Day-to-day experience was better than I expected. While there are lots more builtin-software and processes running in the background under Windows 11, they didn’t massively impact on my productivity. Some reduction in productivity was, in part, inevitable changing operating system, but it helped me appreciate why moving the other way (from Windows to Linux) is also a big step.
The Antimalware Service Executable (Windows Defender’s background process of its built-in antivirus) didn’t appear to cause any problems although having lots of cores on my machine helps. Running without a built-in antivirus under Windows would, of course, be utter folly. Windows is a prime target for cybercriminals.
While there are some enhancements in security, Windows 11 falls far short of being a safe platform when compared to Linux. While fewer viruses target Linux machines, that doesn’t mean that there are none. But I stick to recommended repositories and have never run into any security issues.
In Windows 11, everything is geared up to selling you unnecessary proprietary software. For example, one of the default pinned apps is Microsoft 365, a software suite that’s overburdened with features that 99% of users never use or even know exists. You get a 1 month trial for this subscription service providing you have a credit card to activate the trial. Definitely not tempting to me; LibreOffice meets all my requirements. Even Microsoft Solitaire Collection is commercialized.
There’s a good range of open source software available for Windows. While I had less choice available, I really missed the rich ecosystem of Linux.
There’s so many things I missed without my Linux boxes.
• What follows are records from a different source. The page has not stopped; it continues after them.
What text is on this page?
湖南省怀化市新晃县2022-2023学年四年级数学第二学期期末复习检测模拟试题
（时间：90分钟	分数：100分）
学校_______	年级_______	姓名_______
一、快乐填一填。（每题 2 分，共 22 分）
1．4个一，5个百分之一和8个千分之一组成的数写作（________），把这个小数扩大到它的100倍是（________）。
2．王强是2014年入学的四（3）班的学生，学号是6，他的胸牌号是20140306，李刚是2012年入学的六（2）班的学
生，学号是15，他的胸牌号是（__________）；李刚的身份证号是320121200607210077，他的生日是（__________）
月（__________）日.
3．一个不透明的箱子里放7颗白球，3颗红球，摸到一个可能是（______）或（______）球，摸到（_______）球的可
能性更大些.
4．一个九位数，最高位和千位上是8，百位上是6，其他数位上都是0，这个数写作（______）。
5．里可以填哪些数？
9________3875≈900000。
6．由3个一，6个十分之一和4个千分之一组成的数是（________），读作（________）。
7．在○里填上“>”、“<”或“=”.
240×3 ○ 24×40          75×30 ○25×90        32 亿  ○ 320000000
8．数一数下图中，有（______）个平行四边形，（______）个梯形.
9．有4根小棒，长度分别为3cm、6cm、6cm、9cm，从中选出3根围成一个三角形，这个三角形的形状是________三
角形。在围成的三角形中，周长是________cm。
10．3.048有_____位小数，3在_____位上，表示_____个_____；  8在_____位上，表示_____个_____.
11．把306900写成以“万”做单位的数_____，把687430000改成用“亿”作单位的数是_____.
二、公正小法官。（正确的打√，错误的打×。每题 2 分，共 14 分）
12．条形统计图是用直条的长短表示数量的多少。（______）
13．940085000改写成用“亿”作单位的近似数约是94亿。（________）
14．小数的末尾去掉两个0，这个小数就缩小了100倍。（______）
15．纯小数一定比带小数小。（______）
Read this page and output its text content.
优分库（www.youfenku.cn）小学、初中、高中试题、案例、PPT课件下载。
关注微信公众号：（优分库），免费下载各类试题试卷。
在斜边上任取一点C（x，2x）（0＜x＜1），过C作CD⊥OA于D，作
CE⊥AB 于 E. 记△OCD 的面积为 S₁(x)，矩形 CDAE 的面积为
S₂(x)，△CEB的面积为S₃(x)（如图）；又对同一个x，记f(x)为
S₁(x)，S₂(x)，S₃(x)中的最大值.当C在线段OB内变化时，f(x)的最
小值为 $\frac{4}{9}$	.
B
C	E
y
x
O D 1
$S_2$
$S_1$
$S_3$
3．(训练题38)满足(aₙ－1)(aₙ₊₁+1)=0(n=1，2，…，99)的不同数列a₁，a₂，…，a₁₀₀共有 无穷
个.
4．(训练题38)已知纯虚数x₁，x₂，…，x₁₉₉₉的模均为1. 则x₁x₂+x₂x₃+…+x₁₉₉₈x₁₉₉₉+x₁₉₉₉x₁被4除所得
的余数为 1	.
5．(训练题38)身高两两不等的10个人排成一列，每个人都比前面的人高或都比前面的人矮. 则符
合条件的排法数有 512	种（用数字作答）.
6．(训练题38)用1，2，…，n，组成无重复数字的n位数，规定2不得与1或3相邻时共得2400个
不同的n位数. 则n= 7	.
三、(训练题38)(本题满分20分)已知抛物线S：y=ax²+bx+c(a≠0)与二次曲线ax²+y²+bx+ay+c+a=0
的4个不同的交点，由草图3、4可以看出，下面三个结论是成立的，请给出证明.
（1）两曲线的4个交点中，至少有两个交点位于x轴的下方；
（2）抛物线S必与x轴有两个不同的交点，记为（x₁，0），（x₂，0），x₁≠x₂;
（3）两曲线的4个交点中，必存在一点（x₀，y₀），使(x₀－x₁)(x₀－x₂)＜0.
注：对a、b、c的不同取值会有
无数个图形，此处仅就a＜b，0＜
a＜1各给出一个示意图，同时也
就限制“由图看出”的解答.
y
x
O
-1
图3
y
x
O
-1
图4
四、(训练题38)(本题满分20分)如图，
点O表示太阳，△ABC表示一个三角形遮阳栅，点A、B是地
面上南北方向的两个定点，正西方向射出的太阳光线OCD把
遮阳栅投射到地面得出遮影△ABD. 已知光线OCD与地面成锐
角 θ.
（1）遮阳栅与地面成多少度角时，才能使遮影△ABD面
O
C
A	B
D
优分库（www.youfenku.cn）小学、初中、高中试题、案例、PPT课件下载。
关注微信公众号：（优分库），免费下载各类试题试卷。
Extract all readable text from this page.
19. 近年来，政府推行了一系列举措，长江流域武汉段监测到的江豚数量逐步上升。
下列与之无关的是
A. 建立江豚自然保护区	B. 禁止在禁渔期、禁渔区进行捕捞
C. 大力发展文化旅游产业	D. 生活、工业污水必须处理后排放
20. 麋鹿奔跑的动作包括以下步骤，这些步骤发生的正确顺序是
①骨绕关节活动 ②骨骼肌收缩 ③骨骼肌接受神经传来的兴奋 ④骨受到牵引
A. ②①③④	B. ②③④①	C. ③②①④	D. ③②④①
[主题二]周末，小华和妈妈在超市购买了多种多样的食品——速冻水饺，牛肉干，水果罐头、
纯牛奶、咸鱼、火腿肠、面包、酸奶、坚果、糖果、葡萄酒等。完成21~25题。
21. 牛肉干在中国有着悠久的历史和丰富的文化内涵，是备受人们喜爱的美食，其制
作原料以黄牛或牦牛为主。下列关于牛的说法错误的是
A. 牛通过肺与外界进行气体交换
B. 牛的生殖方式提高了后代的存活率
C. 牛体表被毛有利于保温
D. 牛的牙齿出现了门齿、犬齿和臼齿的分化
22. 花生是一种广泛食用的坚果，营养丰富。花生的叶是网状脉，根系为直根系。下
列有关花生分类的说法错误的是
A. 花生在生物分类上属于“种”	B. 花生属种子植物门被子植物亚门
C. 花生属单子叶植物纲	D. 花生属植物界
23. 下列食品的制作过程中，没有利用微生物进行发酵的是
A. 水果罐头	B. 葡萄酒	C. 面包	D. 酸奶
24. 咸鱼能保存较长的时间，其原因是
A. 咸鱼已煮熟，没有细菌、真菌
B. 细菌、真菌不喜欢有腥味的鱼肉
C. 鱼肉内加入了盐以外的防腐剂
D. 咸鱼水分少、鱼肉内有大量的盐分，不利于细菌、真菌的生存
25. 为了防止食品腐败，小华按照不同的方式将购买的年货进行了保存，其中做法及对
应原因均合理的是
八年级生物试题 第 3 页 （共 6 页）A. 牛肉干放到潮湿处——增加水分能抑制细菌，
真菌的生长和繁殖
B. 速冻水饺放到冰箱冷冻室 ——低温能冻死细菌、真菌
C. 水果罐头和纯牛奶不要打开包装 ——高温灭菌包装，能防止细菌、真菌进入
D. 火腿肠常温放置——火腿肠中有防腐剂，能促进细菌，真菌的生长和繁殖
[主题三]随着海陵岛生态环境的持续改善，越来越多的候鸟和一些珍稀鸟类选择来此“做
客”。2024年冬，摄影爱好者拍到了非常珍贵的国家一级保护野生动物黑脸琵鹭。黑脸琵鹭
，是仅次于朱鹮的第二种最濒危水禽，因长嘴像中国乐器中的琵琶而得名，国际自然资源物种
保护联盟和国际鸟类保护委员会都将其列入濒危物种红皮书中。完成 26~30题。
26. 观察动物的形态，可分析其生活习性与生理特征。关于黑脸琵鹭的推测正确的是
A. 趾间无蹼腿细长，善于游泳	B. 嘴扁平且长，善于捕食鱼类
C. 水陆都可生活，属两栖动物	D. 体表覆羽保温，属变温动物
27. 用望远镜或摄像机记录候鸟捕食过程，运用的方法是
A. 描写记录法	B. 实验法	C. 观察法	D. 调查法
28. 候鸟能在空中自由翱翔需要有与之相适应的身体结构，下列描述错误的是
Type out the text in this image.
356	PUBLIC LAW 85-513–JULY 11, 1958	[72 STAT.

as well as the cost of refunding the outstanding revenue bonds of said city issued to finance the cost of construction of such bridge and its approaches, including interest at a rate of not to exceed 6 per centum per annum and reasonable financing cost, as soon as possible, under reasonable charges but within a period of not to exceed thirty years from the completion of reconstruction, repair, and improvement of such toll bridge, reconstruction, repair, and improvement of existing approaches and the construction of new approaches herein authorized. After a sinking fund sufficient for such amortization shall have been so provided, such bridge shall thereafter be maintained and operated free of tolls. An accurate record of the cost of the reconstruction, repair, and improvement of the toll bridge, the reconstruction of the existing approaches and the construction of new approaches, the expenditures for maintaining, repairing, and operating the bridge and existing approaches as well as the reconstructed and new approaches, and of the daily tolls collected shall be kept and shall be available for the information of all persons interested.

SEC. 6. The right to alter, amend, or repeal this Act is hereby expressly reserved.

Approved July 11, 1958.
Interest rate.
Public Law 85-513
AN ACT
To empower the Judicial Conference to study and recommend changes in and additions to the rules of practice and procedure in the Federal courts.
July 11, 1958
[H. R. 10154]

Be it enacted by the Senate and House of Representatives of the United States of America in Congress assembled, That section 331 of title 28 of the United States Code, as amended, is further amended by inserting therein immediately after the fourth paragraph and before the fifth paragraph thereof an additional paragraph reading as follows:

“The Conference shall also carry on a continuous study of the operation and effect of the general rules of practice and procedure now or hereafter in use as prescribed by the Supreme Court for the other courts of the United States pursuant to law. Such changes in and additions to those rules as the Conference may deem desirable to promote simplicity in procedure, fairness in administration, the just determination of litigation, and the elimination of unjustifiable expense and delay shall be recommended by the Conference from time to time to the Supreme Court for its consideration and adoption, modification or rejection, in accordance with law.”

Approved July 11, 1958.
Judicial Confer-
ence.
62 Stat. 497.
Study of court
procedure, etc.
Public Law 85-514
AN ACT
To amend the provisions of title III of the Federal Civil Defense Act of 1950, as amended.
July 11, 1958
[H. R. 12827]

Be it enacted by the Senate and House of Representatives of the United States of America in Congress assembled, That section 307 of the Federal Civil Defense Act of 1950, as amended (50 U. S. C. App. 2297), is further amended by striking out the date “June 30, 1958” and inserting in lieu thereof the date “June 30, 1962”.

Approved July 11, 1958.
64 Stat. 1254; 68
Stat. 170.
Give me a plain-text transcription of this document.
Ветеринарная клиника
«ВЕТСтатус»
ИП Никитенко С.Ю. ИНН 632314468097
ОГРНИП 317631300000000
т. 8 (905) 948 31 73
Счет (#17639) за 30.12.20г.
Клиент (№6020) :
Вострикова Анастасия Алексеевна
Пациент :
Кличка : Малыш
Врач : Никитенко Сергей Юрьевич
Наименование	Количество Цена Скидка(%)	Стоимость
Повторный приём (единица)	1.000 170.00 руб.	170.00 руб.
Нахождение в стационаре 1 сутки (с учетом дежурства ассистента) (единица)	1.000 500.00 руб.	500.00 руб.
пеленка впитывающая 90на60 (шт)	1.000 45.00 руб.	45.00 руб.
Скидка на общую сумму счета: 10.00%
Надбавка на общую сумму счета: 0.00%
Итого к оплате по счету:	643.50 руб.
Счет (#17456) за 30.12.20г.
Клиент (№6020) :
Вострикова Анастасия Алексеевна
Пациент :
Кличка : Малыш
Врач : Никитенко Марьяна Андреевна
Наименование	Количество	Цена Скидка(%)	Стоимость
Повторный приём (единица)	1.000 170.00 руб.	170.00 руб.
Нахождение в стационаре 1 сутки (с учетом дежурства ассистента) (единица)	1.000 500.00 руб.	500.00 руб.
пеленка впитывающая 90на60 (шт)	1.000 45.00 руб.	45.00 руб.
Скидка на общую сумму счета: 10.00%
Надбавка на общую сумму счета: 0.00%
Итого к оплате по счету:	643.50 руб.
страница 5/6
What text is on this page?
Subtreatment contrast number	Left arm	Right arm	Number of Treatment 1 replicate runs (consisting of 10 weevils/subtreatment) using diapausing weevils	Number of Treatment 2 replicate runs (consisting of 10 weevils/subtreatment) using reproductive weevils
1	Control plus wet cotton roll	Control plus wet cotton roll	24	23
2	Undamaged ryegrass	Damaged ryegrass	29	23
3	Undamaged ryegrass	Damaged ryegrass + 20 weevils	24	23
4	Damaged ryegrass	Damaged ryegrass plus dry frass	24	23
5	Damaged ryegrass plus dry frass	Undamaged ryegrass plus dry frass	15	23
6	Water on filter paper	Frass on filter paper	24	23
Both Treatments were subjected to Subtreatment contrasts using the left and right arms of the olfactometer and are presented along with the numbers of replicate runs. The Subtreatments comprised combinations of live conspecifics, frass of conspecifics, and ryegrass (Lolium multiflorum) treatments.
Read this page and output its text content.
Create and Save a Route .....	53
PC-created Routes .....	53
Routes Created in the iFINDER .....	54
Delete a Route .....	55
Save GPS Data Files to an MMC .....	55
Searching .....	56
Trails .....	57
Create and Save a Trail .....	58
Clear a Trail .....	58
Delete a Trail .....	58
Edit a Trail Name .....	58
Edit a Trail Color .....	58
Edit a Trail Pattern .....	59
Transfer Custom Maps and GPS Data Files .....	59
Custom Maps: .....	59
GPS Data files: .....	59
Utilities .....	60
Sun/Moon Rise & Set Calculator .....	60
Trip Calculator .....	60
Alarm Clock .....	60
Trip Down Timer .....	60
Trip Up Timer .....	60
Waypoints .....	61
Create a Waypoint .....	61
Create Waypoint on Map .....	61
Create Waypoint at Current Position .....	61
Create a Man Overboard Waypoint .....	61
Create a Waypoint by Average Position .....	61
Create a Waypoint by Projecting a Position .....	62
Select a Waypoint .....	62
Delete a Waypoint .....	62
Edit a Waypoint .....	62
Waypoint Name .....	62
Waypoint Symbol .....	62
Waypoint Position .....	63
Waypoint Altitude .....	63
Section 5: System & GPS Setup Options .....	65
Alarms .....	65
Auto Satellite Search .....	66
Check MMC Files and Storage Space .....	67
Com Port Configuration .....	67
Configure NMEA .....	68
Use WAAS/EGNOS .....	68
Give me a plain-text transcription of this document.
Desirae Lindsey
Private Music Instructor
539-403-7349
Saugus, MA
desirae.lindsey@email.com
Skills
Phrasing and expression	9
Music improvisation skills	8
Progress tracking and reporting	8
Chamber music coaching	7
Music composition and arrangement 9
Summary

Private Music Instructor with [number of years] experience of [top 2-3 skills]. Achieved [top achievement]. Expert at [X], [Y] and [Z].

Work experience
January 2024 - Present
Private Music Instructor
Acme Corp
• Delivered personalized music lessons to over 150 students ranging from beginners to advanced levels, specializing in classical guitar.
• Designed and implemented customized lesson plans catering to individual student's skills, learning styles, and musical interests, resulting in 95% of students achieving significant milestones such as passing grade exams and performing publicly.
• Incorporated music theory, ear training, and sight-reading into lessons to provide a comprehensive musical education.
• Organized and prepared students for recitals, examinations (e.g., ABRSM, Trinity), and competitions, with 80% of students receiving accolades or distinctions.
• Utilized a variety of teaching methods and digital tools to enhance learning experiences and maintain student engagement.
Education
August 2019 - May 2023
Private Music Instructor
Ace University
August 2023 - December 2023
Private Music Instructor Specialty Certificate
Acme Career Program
For example, while PowerShell offers an interactive and scriptable command line environment it’s a pale imitation compared to the power of a good Linux shell. The terminal is where I’m happiest. By using the terminal, automation becomes a game changer.
Libreoffice on a Mac does not play nicely with Zotero, so I’m using Word for most productive work simply for the reference manager.
I would add that doing the blog is harder on Windwos than MacOS or Linux. Things such as screenshots, links are harder… and I use the markdown web interface all the time.
Much better to stick to Manjaro. Only issue this week is that when Proton VPN is up you can’t get onto the internet without ensuring it is activated. This is a good thing.